David Bouchier: A Safe Space
Now that the election is over we can return to more traditional and less stressful forms of entertainment, like murder. When the evenings draw in and the temperature falls with the leaves, there’s nothing as comforting as a good murder. The actual homicide rate in America has been going down for a long time, but in movies and on television it has gone the other way. Movies were always violent, ever since the earliest cowboy epics. Now they are more violent by far. By the age of 18, according to Mr. Google, the average citizen has watched 40,000 murders on the small screen.
Fortunately, some TV producers have discovered ways to make murder more fun, if not for the victim then at least for those who enjoy it at second hand. Most of these good-humored murder stories come from Britain, Australia or Canada, perhaps because the chance of actually being murdered in those countries is very low indeed, so that the event can be watched without anxiety. Such jolly murders are typically set in a reassuringly stylish and civilized past, and in delightfully picturesque places. If you believe these tales, every charming English village is a war zone with a murder once a week. I’m talking about popular and endlessly repeated Public Television series like Midsomer Murders, Father Brown, Poirot, Miss Marple and a dozen others.
What makes them funny, and not grim and gruesome like real violence, is the invariable formula that, as it were, sanitizes the killing, and provides an ending in which the culprit is revealed and justice is served. The formula calls for a detective, professional or amateur, with a comical or incompetent sidekick, a disagreeable police chief, and a medical examiner who, unlike most real medical examiners, is often female and beautiful. There is a love interest, and a plot that almost always involves a vast inheritance, romantic jealousy or some betrayal in the distant past. Nobody seems to have a regular job, so they can devote all their time entirely to constructing ludicrously complicated plots that would baffle Mr. Holmes himself.

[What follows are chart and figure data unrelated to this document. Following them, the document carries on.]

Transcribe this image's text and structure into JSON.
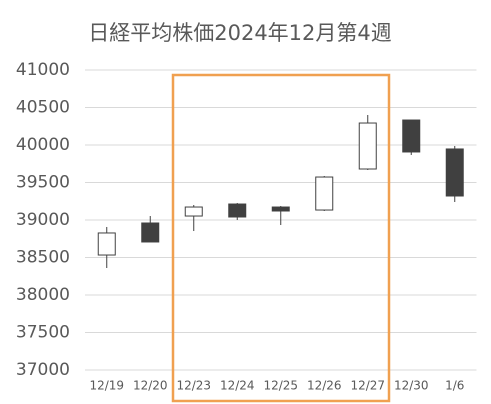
{
  "chart_data": {
    "type": "candlestick",
    "title": "日経平均株価2024年12月第4週",
    "categories": [
      "12/19",
      "12/20",
      "12/23",
      "12/24",
      "12/25",
      "12/26",
      "12/27",
      "12/30",
      "1/6"
    ],
    "open": [
      38533,
      38960,
      39053,
      39213,
      39173,
      39133,
      39680,
      40333,
      39947
    ],
    "high": [
      38907,
      39053,
      39200,
      39227,
      39187,
      39587,
      40400,
      40333,
      39987
    ],
    "low": [
      38360,
      38707,
      38853,
      39000,
      38933,
      39120,
      39667,
      39867,
      39240
    ],
    "close": [
      38827,
      38707,
      39173,
      39040,
      39120,
      39573,
      40293,
      39907,
      39320
    ],
    "up_color": "#ffffff",
    "down_color": "#404040",
    "ylim": [
      37000,
      41000
    ],
    "yticks": [
      37000,
      37500,
      38000,
      38500,
      39000,
      39500,
      40000,
      40500,
      41000
    ],
    "grid": true
  }
}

Even more comforting than these lighthearted TV mysteries are the classic detective novels on which they are often based. In the golden age of the murder mystery, the 20th century, mostly female authors like Margery Allingham, Agatha Christie, Dorothy Sayers, Patricia Highsmith and P.D. James crafted a formula that never fails. The crime happens in a closed world that is almost cozy, and certainly more understandable than the chaotic world outside. The cast of characters is limited and quite predictable. The fatal blow is regularly found to be struck by a left-handed assassin, the blackmail note is almost always typed on a machine with a distinctive damaged letter “e”, and the detective is always struggling with a hidden weakness or a secret sorrow. The absence of cell phones and computers means that the detective has to work much harder to fathom the mystery, and so does the reader. There is always a surprise at the end, but not enough to give you a heart attack.
The worst that can happen while reading a good detective story is that you can’t put it down and get a stiff neck. Real life rarely provides so much dramatic action with so little risk, or with such satisfying dénouements. A good old-fashioned murder now and then makes life worth living.